Laura Vazquez Les êtres humains et les structures sociales

 

Les êtres humains coulent leur pensées dans celles des autres. Ils coulent leur propre mal, leur propre bien dans ceux des autres. Ils sont façonnés par leur entourage, et les cerveaux secrètent des pensées qui fortifient les structures sociales dans lesquelles ils se trouvent. (p.12)

 

Ils naissent et ils deviennent instantanément le lieu d’inscription de structures et de formes. Les êtres humains que je croisais, tous ceux que je connaissais, étaient le résultat de leur milieu, de leurs gènes, de leur éducation, et de leurs expériences. Ils se comportaient selon leurs propres circonstances et leurs propres contraintes. (p.15)

 

Laura Vazquez. Les forces. Editons du sous-sol. 2025

 

Un séminaire (Pascal Nicolas-Le Strat)

Ce séminaire est né d’une hypothèse : en l’absence d’un système de références partagée qui s’imposerait d’évidence, le séminaire ne peut forger sa cohésion que dans son rapport à lui -même, dans son rapport à la situation que, progressivement il va déterminer, et dans son rapport au dispositif qu’il forme au fur et à mesure de ses travaux et qui, en retour, lui donne forme. Il s’originait donc dans une indétermination assumée et revendiquée. (p. 56)

Qu’est-ce qui développe ou restreint notre capacité de penser ? Penser nous confronte à une incertitude qu’il est plus commode de combler que d’explorer. La tentation est donc grande de souscrire aux normes de penser propres à nos institutions d’appartenance. A quelles conditions ou à quelles occasions sommes nous encouragés à sortir des savoirs constitués que la société met à disposition ? Penser revient-il à penser dans les normes ? Est-il envisageable de mettre en réflexion les normes à partir desquelles le travail de penser s’exerce ordinairement ? Peut-on penser et, dans le même temps, discuter les conditions normatives qui en balisent l’exercice ? (p. 56)

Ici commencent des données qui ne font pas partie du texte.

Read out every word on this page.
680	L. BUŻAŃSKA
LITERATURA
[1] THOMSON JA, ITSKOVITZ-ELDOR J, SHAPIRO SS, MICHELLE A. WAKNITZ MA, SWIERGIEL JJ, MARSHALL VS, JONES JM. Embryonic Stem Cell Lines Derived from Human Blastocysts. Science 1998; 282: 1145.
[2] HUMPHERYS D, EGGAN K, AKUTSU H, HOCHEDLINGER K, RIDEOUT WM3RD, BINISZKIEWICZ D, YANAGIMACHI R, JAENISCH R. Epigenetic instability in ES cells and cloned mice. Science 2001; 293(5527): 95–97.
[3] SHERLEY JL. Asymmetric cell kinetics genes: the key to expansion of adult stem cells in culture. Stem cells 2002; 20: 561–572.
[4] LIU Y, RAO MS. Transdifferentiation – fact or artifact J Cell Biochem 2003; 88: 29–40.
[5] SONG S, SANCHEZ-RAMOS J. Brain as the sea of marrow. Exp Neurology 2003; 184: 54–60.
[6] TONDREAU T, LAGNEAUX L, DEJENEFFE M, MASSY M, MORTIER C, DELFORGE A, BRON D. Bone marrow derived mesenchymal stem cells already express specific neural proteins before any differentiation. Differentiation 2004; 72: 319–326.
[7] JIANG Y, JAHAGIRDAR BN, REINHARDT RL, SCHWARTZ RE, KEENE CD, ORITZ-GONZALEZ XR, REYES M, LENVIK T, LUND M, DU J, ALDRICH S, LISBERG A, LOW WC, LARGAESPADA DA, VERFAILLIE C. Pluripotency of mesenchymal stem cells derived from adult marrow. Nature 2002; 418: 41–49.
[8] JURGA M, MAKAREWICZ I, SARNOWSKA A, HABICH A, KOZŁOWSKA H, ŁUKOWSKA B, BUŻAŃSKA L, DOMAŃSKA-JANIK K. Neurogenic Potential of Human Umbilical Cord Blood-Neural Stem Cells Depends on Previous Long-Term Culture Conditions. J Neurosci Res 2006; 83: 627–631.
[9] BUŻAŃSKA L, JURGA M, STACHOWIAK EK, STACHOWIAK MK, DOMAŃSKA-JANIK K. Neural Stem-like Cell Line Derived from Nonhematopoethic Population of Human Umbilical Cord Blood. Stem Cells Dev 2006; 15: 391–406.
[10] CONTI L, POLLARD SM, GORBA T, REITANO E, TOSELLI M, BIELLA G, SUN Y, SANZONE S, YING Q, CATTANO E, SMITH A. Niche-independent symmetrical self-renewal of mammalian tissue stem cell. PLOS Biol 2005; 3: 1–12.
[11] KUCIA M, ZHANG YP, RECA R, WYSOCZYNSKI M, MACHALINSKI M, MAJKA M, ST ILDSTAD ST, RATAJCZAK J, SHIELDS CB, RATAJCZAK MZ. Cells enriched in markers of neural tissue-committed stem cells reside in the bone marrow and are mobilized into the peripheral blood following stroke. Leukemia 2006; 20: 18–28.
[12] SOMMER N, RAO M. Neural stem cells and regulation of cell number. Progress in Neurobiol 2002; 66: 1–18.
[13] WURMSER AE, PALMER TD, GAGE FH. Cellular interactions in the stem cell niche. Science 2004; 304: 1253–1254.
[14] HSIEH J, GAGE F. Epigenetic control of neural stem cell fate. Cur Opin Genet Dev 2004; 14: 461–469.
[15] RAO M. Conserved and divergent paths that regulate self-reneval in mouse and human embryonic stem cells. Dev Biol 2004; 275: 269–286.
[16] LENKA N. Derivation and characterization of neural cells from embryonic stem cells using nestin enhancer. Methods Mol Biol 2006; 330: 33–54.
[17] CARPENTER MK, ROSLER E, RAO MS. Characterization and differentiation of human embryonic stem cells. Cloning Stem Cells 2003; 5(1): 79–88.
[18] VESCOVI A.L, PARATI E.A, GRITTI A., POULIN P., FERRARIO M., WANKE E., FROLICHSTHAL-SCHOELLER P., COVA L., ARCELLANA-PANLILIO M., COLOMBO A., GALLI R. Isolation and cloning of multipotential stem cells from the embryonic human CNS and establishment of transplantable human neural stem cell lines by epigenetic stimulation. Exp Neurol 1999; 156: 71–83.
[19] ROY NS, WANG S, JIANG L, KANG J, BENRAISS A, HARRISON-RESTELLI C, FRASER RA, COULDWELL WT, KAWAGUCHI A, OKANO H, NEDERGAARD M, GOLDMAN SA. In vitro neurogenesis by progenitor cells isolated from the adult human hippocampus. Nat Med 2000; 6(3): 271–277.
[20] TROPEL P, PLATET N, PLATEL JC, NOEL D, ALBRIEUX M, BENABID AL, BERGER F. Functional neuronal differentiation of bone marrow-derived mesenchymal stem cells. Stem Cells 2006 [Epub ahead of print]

Dans le séminaire chacun parle à partir de tous les propos qui l’ont précédé et c’est cette trame de paroles qui agence l’espace-temps collectif [...] Le collectif se constitue donc dans le moment même où il construit son dispositif de travail et agence sa situation de parole. [...] Chacune de ces dimensions – le collectif initiant l’échange et le dispositif instituant la parole – est tour à tour, voire simultanément, constituante de l’autre. (p. 57)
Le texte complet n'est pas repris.